Raporda şu ifadeler yer aldı:
* AB'nin Yapısal ve Kaynaşma Fonları, Avrupa Sosyal Fonu, Avrupa Tarım Yönlendirme ve Garanti Fonu birliğin az gelişmiş bölgelerini ekonomik ve sosyal yönden kalkındırmak için kullanılıyor.
* Birlik bu bağlamda toplam bütçenin üçte birinden fazlasını, dezavantajlı bölgelere yardım etmek için harcar. Bu harcama, AB'nin Bölgesel Politikası doğrultusunda Yapısal ve Kaynaşma Fonları yoluyla kanalize edilir ve Avrupa Yatırım Bankası'nın kredileriyle tamamlanır.
* Bölgesel politika, ülkeleri farklı bölgelerden oluşmuş olarak kabul eder ve bu bölgelerin kişi başına düşen milli gelirlerinin AB ortalamasının yüzde 75 inin altında kalanlar yapısal fonlardan yararlanabilecek öncelikli bölgeler kapsamına girer. Bu fonların etkisini görebilmek için İrlanda örneğine bakmak yeterlidir.
* Anlaşmanın ardından Kuzey Kıbrıs bu fonlardan yararlanma imkanı bulacaktır. AB'nin bu bağlamda Kuzey'e aktaracağı miktar 2004-2006 yılları arasında yıllık 206 milyon euro olarak öngörülmektedir.

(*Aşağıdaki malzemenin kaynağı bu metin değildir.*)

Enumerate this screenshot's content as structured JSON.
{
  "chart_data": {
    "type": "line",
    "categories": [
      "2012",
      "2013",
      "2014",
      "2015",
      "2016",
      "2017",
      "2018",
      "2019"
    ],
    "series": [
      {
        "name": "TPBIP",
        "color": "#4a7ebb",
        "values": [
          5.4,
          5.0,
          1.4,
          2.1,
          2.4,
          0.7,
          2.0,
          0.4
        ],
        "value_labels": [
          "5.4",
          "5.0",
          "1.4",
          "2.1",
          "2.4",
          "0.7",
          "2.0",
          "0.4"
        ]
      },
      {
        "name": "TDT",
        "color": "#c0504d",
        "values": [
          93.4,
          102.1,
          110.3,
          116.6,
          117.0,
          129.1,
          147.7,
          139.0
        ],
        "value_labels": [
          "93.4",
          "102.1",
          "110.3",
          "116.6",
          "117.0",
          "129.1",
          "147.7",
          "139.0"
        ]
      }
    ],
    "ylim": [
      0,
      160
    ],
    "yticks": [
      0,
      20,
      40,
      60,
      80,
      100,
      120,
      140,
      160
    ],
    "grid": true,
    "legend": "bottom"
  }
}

* Bu fonlara ek olarak, ülkenin altyapılarını güçlendirmek için altyapı projelerinin finansmanını sağlayabilmekte, teknik ve ekonomik nitelikte mali protokoller imzalanabilmekte ve kaynak yaratılabilmektedir.
"Amborgalar kalkacak, altyapı gelişecek"
* Kıbrıs Cumhuriyeti 1978-1999 döneminde birlikle imzalanmış olduğu 4 finansal protokol bağlamında yaklaşık 210 milyon euro almıştır.

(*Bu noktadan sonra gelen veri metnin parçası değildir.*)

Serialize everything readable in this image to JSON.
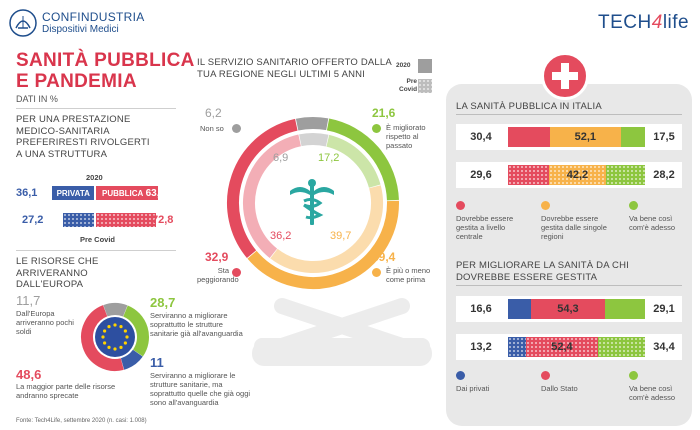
{
  "brand": {
    "org": "CONFINDUSTRIA",
    "org_sub": "Dispositivi Medici",
    "partner_a": "TECH",
    "partner_b": "4",
    "partner_c": "life"
  },
  "title": {
    "line1": "SANITÀ PUBBLICA",
    "line2": "E PANDEMIA",
    "sub": "DATI IN %"
  },
  "colors": {
    "red": "#e44b5e",
    "green": "#8dc63f",
    "orange": "#f7b24a",
    "grey": "#9e9e9e",
    "blue": "#3a5da8",
    "darkred": "#c8323f"
  },
  "pref": {
    "heading": "PER UNA PRESTAZIONE MEDICO-SANITARIA PREFERIRESTI RIVOLGERTI A UNA STRUTTURA",
    "year_label": "2020",
    "private_label": "PRIVATA",
    "public_label": "PUBBLICA",
    "private_2020": "36,1",
    "public_2020": "63,9",
    "private_pre": "27,2",
    "public_pre": "72,8",
    "pre_label": "Pre Covid"
  },
  "eu": {
    "heading": "LE RISORSE CHE ARRIVERANNO DALL'EUROPA",
    "a_value": "11,7",
    "a_text": "Dall'Europa arriveranno pochi soldi",
    "b_value": "28,7",
    "b_text": "Serviranno a migliorare soprattutto le strutture sanitarie già all'avanguardia",
    "c_value": "11",
    "c_text": "Serviranno a migliorare le strutture sanitarie, ma soprattutto quelle che già oggi sono all'avanguardia",
    "d_value": "48,6",
    "d_text": "La maggior parte delle risorse andranno sprecate"
  },
  "service": {
    "heading": "IL SERVIZIO SANITARIO OFFERTO DALLA TUA REGIONE NEGLI ULTIMI 5 ANNI",
    "legend_2020": "2020",
    "legend_pre": "Pre Covid",
    "nonso_label": "Non so",
    "nonso_2020": "6,2",
    "nonso_pre": "6,9",
    "better_label": "È migliorato rispetto al passato",
    "better_2020": "21,6",
    "better_pre": "17,2",
    "same_label": "È più o meno come prima",
    "same_2020": "39,4",
    "same_pre": "39,7",
    "worse_label": "Sta peggiorando",
    "worse_2020": "32,9",
    "worse_pre": "36,2"
  },
  "italy": {
    "heading": "LA SANITÀ PUBBLICA IN ITALIA",
    "row1": [
      "30,4",
      "52,1",
      "17,5"
    ],
    "row2": [
      "29,6",
      "42,2",
      "28,2"
    ],
    "leg1": "Dovrebbe essere gestita a livello centrale",
    "leg2": "Dovrebbe essere gestita dalle singole regioni",
    "leg3": "Va bene così com'è adesso"
  },
  "who": {
    "heading": "PER MIGLIORARE LA SANITÀ DA CHI DOVREBBE ESSERE GESTITA",
    "row1": [
      "16,6",
      "54,3",
      "29,1"
    ],
    "row2": [
      "13,2",
      "52,4",
      "34,4"
    ],
    "leg1": "Dai privati",
    "leg2": "Dallo Stato",
    "leg3": "Va bene così com'è adesso"
  },
  "source": "Fonte: Tech4Life, settembre 2020 (n. casi: 1.008)",
  "chart_data": [
    {
      "type": "bar",
      "title": "PER UNA PRESTAZIONE MEDICO-SANITARIA PREFERIRESTI RIVOLGERTI A UNA STRUTTURA",
      "categories": [
        "2020",
        "Pre Covid"
      ],
      "series": [
        {
          "name": "PRIVATA",
          "values": [
            36.1,
            27.2
          ]
        },
        {
          "name": "PUBBLICA",
          "values": [
            63.9,
            72.8
          ]
        }
      ]
    },
    {
      "type": "pie",
      "title": "LE RISORSE CHE ARRIVERANNO DALL'EUROPA",
      "categories": [
        "Dall'Europa arriveranno pochi soldi",
        "Serviranno a migliorare soprattutto le strutture sanitarie già all'avanguardia",
        "Serviranno a migliorare le strutture sanitarie, ma soprattutto quelle che già oggi sono all'avanguardia",
        "La maggior parte delle risorse andranno sprecate"
      ],
      "values": [
        11.7,
        28.7,
        11,
        48.6
      ]
    },
    {
      "type": "pie",
      "title": "IL SERVIZIO SANITARIO OFFERTO DALLA TUA REGIONE NEGLI ULTIMI 5 ANNI",
      "categories": [
        "Non so",
        "È migliorato rispetto al passato",
        "È più o meno come prima",
        "Sta peggiorando"
      ],
      "series": [
        {
          "name": "2020",
          "values": [
            6.2,
            21.6,
            39.4,
            32.9
          ]
        },
        {
          "name": "Pre Covid",
          "values": [
            6.9,
            17.2,
            39.7,
            36.2
          ]
        }
      ]
    },
    {
      "type": "bar",
      "title": "LA SANITÀ PUBBLICA IN ITALIA",
      "categories": [
        "Dovrebbe essere gestita a livello centrale",
        "Dovrebbe essere gestita dalle singole regioni",
        "Va bene così com'è adesso"
      ],
      "series": [
        {
          "name": "2020",
          "values": [
            30.4,
            52.1,
            17.5
          ]
        },
        {
          "name": "Pre Covid",
          "values": [
            29.6,
            42.2,
            28.2
          ]
        }
      ]
    },
    {
      "type": "bar",
      "title": "PER MIGLIORARE LA SANITÀ DA CHI DOVREBBE ESSERE GESTITA",
      "categories": [
        "Dai privati",
        "Dallo Stato",
        "Va bene così com'è adesso"
      ],
      "series": [
        {
          "name": "2020",
          "values": [
            16.6,
            54.3,
            29.1
          ]
        },
        {
          "name": "Pre Covid",
          "values": [
            13.2,
            52.4,
            34.4
          ]
        }
      ]
    }
  ]
}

*Sadece Akdeniz ülkelerinin faydalanabileceği kalkınma ve diğer projelerin finanse edildiği yardım programları (MED-Programları) hazırlanmıştır. Üniversiteli eğitim programlarını içeren MED-CAMPUS, KOBİ'leri içeren MED-INVEST. Kıbrıs da bu programlardan faydalanabilecek ülkelerdendir.
* Kuzey Kıbrıs'ın üretimde verimsizlik , işletmelerin kurumsallaşmaması, ekonomik ve politik ambargolar, finansman ve kredi problemleri, altyapı eksikliği, iç piyasada eksik rekabet ve korumacılık, girdi maliyetlerinin yüksek olması gibi sorunlar çözümle birlikte ortadan kalkacaktır.

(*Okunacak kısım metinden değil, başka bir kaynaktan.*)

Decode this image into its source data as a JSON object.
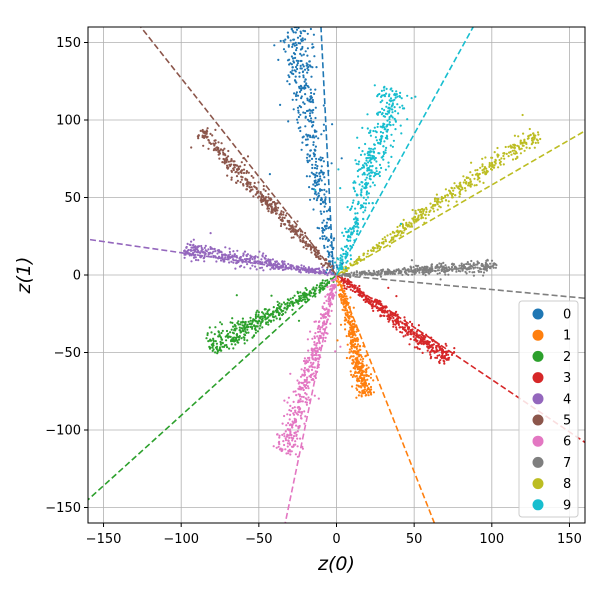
{
  "chart_data": {
    "type": "scatter",
    "title": "",
    "xlabel": "z(0)",
    "ylabel": "z(1)",
    "xlim": [
      -160,
      160
    ],
    "ylim": [
      -160,
      160
    ],
    "xticks": [
      -150,
      -100,
      -50,
      0,
      50,
      100,
      150
    ],
    "yticks": [
      -150,
      -100,
      -50,
      0,
      50,
      100,
      150
    ],
    "grid": true,
    "legend_position": "lower-right",
    "series": [
      {
        "name": "0",
        "color": "#1f77b4",
        "ray_start": [
          -2,
          2
        ],
        "ray_end": [
          -28,
          160
        ],
        "trend_line": [
          [
            -2,
            0
          ],
          [
            -10,
            160
          ]
        ],
        "spread": 5
      },
      {
        "name": "1",
        "color": "#ff7f0e",
        "ray_start": [
          2,
          -3
        ],
        "ray_end": [
          19,
          -78
        ],
        "trend_line": [
          [
            0,
            0
          ],
          [
            63,
            -160
          ]
        ],
        "spread": 3
      },
      {
        "name": "2",
        "color": "#2ca02c",
        "ray_start": [
          -2,
          -3
        ],
        "ray_end": [
          -82,
          -47
        ],
        "trend_line": [
          [
            0,
            0
          ],
          [
            -160,
            -145
          ]
        ],
        "spread": 4
      },
      {
        "name": "3",
        "color": "#d62728",
        "ray_start": [
          3,
          -2
        ],
        "ray_end": [
          72,
          -55
        ],
        "trend_line": [
          [
            0,
            0
          ],
          [
            160,
            -108
          ]
        ],
        "spread": 3
      },
      {
        "name": "4",
        "color": "#9467bd",
        "ray_start": [
          -3,
          1
        ],
        "ray_end": [
          -98,
          17
        ],
        "trend_line": [
          [
            0,
            0
          ],
          [
            -160,
            23
          ]
        ],
        "spread": 3
      },
      {
        "name": "5",
        "color": "#8c564b",
        "ray_start": [
          -2,
          2
        ],
        "ray_end": [
          -88,
          93
        ],
        "trend_line": [
          [
            0,
            0
          ],
          [
            -126,
            160
          ]
        ],
        "spread": 3
      },
      {
        "name": "6",
        "color": "#e377c2",
        "ray_start": [
          -1,
          -3
        ],
        "ray_end": [
          -33,
          -115
        ],
        "trend_line": [
          [
            0,
            0
          ],
          [
            -33,
            -160
          ]
        ],
        "spread": 4
      },
      {
        "name": "7",
        "color": "#7f7f7f",
        "ray_start": [
          3,
          0
        ],
        "ray_end": [
          103,
          6
        ],
        "trend_line": [
          [
            0,
            0
          ],
          [
            160,
            -15
          ]
        ],
        "spread": 2
      },
      {
        "name": "8",
        "color": "#bcbd22",
        "ray_start": [
          3,
          2
        ],
        "ray_end": [
          130,
          92
        ],
        "trend_line": [
          [
            0,
            0
          ],
          [
            160,
            93
          ]
        ],
        "spread": 3
      },
      {
        "name": "9",
        "color": "#17becf",
        "ray_start": [
          2,
          3
        ],
        "ray_end": [
          38,
          120
        ],
        "trend_line": [
          [
            0,
            0
          ],
          [
            88,
            160
          ]
        ],
        "spread": 6
      }
    ]
  }
}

* Olası bir çözümden sonra tarımdan diğer kesimlere bir işgücü transferi gerçekleşecektir. Diğer üye ülkeler için geçerli olduğu gibi bu transfer, sermayenin bir sektörden diğer sektörlere transferi olarak değerlendirilecektir.
* Sanayide en büyük pay imalat sanayiine aittir ve işletmelerin büyük bir çoğunluğu KOBİ lerden oluşmaktadır. Olası bir çözüm ve AB üyeliği sonrası yüksek gümrük ve ithalat fonlarıyla (ortalama yüzde 50-60) korunan, rekabet gücü zayıf, kurumlar etkilenecektir.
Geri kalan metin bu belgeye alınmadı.